2.  Rebooting can solve a lot of problems.  There was a silly but yet very funny TV show in England a few years ago, about an IT team that was very lazy.  One of the running jokes in the series was that when someone would call asking for help they would hold the phone away from their ear, not listening at all to what the problem was, while they continued interacting with their peers.  When the person on the phone would finally fall silent, they would then return the phone to a normal speaking position and ask them if they tried rebooting, turning the computer on and off again.  They would then put the phone away from their face until the caller rebooted their computer after which the eccentric technician would end the call by saying, “I’m glad it solved the problem; we’re always glad to help”.
 
Rebooting, just starting all over again, really does help sometimes, whether it’s a confused computer or a conversation that has gotten out of control.    Sometimes even the most brilliant of authors struggle with a convoluted sentence and after struggling for a while to fix it, realizes he needs to scrap it and start over, approaching the thought from a different angle. 
 
The most loving husband and wife may sometimes find themselves going back and forth over something without getting any closer to an understanding.   Sometimes just letting it go for now before it turns into an argument prevents problems.  Going back to the subject later, allows us time to explore creative solutions.
 
Sometimes we think something needs to be cleared up now but it is just not the right time.
 
Many years ago I struggled with an oppositional church member who just refused to understand a direction I was trying to take the church.  After years of fighting me at every turn when the subject came up, I overheard him telling a Sabbath school class that God showed him something in a dream the night before.  He then proceeded to share what I had been trying to years to help him see.  He didn’t connect his nocturnal enlightenment with anything I had ever said.  But he got it.  In God’s own time he got it.  Be willing to reboot can mean trusting in God’s timing more than in our own will power.
 
3.  Being Direct is more Important than We Imagine.  What a let-down it is to get a form letter in response to a personal communication, a text in response to a phone call, or to hear someone talk about a problem with you instead of them talking directly to you.  Direct communication is so important that the Bible actually lists it as a requirement in conflict resolution.[5] 
 
Sometimes we do what is easiest to do instead of what is more effective.  I once sent a musician friend a note saying that I wouldn’t be able to be in attendance at a concert I arranged for him to present.  The fact that a scheduling conflict had occurred wasn’t my fault but the fact that I chose to write him a note, even a hand-written note, instead of calling him, made him feel, he later told me, disrespected because he had only agreed to the concert out of his friendship for me.  The closer the relationship, the more direct the communications need to be.
 
If the above story wasn’t sufficient to convey the need for more directness, bring to mind the last time you tried to resolve any relationship issue in a text!  My most painful memory of how poorly this can turn out is perhaps a little too personal to share.  Let it suffice perhaps for us to all remember how easy it is for a something intended as humorous to be misunderstood in a text, or to a lesser degree in an email, or in a lesser degree on a phone call.  The more personal and the more important the communication, the more effective it is to be more direct and often in person.
 
We can improve our communication skills as church leaders, and nurture a humble attitude, by knowing we need God’s help to overcome one another’s blind spots.   We can also increase the quality of our Christian relationships by:  keeping in mind the need to practice good timing, as well as the occasional need to reboot, and by being as direct as possible.  Communicating more effectively will allow us to be more successful in the mission of our church.
 
Garry Genser is the Lead Pastor at Vienna Seventh-day Adventist Church in Northern Virginia.  He has been a Pastor for 30 years and is the author of A DOWN TO EARTH GOD, A Nature Lover’s Devotional (available through Amazon).
 
[1] 1 Corinthians 13:12
[2] “Christ’s method alone will give true success in reaching the people.
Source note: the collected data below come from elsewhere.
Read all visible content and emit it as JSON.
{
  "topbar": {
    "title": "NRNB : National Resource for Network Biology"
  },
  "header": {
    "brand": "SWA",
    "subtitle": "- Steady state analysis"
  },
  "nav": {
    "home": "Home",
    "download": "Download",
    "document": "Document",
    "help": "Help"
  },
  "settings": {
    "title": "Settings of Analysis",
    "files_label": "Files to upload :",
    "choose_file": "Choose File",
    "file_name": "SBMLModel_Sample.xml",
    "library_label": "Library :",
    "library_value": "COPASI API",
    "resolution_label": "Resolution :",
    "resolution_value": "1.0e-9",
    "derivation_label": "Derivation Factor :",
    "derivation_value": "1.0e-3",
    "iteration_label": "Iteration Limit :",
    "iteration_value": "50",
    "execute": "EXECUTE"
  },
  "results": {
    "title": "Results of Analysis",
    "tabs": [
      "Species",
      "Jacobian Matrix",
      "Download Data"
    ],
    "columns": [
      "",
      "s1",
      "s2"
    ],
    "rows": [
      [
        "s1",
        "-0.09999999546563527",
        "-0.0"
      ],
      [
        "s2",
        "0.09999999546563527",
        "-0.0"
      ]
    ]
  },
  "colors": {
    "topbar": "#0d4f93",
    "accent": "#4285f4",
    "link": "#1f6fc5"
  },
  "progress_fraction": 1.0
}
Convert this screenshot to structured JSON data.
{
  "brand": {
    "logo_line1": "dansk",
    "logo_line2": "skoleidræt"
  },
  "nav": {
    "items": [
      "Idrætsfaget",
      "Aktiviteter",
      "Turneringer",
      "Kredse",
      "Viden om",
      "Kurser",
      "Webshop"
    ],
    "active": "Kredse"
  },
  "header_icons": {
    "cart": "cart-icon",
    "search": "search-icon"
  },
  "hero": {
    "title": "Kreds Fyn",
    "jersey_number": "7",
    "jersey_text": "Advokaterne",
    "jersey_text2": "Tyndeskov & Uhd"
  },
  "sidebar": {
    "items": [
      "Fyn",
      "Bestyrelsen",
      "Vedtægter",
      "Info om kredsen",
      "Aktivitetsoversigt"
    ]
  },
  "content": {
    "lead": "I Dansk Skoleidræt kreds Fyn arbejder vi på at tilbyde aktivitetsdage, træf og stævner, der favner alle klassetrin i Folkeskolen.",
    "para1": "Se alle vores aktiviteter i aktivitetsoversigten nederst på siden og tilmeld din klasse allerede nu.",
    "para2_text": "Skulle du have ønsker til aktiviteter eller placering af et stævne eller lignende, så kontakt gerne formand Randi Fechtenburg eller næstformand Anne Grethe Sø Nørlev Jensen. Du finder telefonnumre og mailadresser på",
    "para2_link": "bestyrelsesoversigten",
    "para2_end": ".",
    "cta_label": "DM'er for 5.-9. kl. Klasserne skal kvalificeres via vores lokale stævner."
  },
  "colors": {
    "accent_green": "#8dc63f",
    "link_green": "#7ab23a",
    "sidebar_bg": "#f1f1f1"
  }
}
The Saviour mingled with men as one who desired their good. He showed His sympathy for them, ministered to their needs, and won their confidence. Then He bade them, “Follow Me.”—The Ministry of Healing, 143.
 
[3] “To Be a Better Leader, Give Up Authority” by A.D. Amar, Carsten Hentrich, and Vlatka Hlupic; from HARVARD BUSINESS REVIEW, December 2009.
[4] Although Matthew 12:45 is about taking care to be filled with the Holy Spirit lest the purpose of a spiritual cleansing be defeated, the principle applies to unnecessary voids in our communication too.
[5] Mathew 18:15 raises the value of direct communication in some cases above the level of improved communication skills to the level of a moral imperative.